Jak Jan Paweł II patrzył na Europę i współczesny świat i co mówił o człowieku można było się dowiedzieć podczas sympozjum "Jana Pawła II antropologiczne podstawy ładu społecznego".

Prof. Christoph Böhr Prof. Christoph Böhr
Był gościem sympozjum na KUL
Agnieszka Gieroba /Foto Gość

Gościem spotkania był prof. Christoph Böhr niemiecki naukowiec zajmujący się myślą Karola Wojtyły redaktor książki pt. "Europa i jej antropologia polityczna. Człowiek jako droga historii - o filozofii Karola Wojtyły", której promocja miała miejsce w ramach sympozjum.

Spotkanie otworzył ks. prof.
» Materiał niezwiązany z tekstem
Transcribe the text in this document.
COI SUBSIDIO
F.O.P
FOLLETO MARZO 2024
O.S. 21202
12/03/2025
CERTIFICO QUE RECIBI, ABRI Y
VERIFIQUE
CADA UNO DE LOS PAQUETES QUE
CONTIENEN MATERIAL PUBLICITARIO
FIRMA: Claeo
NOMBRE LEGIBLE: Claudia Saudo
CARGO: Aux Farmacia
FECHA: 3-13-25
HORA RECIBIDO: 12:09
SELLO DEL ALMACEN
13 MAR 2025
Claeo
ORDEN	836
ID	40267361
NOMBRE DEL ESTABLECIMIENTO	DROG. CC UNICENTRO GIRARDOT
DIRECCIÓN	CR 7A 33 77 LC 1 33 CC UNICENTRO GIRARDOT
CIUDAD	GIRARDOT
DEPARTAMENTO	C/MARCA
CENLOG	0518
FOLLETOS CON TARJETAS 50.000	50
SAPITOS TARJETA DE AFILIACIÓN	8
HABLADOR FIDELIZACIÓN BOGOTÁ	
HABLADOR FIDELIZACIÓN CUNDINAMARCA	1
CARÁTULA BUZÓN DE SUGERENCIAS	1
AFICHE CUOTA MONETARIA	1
Stanisław Fel dziekan Wydziału Nauk Społecznych KUL podkreślając, że październik jest szczególnym miesiącem związanym z Janem Pawłem II, stąd szereg spotkań i dyskusji koncentrujących się wokół jego myśli i nauczania.

Zdaniem prelegentów dzisiejsza Europa jest w kryzysie i wymaga reformy.

- Co do tego nikt z polityków nie ma wątpliwości. Pytanie jednak brzmi: czym ta reforma będzie inspirowana? co będzie leżało u jej podstaw? Niestety w mojej ocenie reformatorzy czerpią inspirację z technokracji, stawiając ponad wszystko, także ponad człowieka, utrzymanie rzeczy i systemu. Dzisiejsze społeczeństwo utraciło spojrzenie antropologiczne, czyli takie w centrum którego stoi człowiek - mówił prof. Christoph Böhr.

Karol Wojtyła zawsze wskazywał na człowieka. To on ma być w centrum uwagi i dla jego dobra ma funkcjonować świat.

- Podkreślanie wagi człowieczeństwa w myśli filozoficznej Karola Wojtyły, a potem w nauczaniu Jana Pawła II ma szczególne znaczenie wynikające z jego własnych doświadczeń, kiedy to żyjąc w systemie komunistycznym, na co dzień widział, jak rzeczy, czy system stawiano nad człowiekiem. Osoba się nie liczyła, liczyło się przetrwanie systemu. To zaś wiadomo do czego prowadziło - mówił prof. Böhr.

Zaznaczał też, że myśl filozoficzna Wojtyły jest bardzo cenna także z powodu doświadczeń Wschodu i Zachodu.

- Polska ma to szczęście, czy w niektórych wypadkach nieszczęście, leżeć w centrum Europy pomiędzy dwoma głównymi bohaterami wielu rozgrywek politycznych. O ile dla historii Polski było to powodem wielu nieszczęść, o tyle dla filozofii i spojrzenia na otaczający świat było to bardzo szczęśliwe. Z jednej strony granica z Zachodem, z drugiej ze Wschodem sprawiała, że polscy filozofowie dostrzegali dwa płuca Europy, o których nauczał Jan Paweł II - podkreślał prof. Christoph Böhr.

Przyglądając się myśli antropologicznej Jana Pawła II podkreślano jej aktualność.

- To recepta na bolączki dzisiejszego świata, niestety zapomniana czy wręcz pomijana. Zawsze trzeba stawiać na człowieka, by możliwy był pokój i ład społeczny na świecie - podkreślali prelegenci.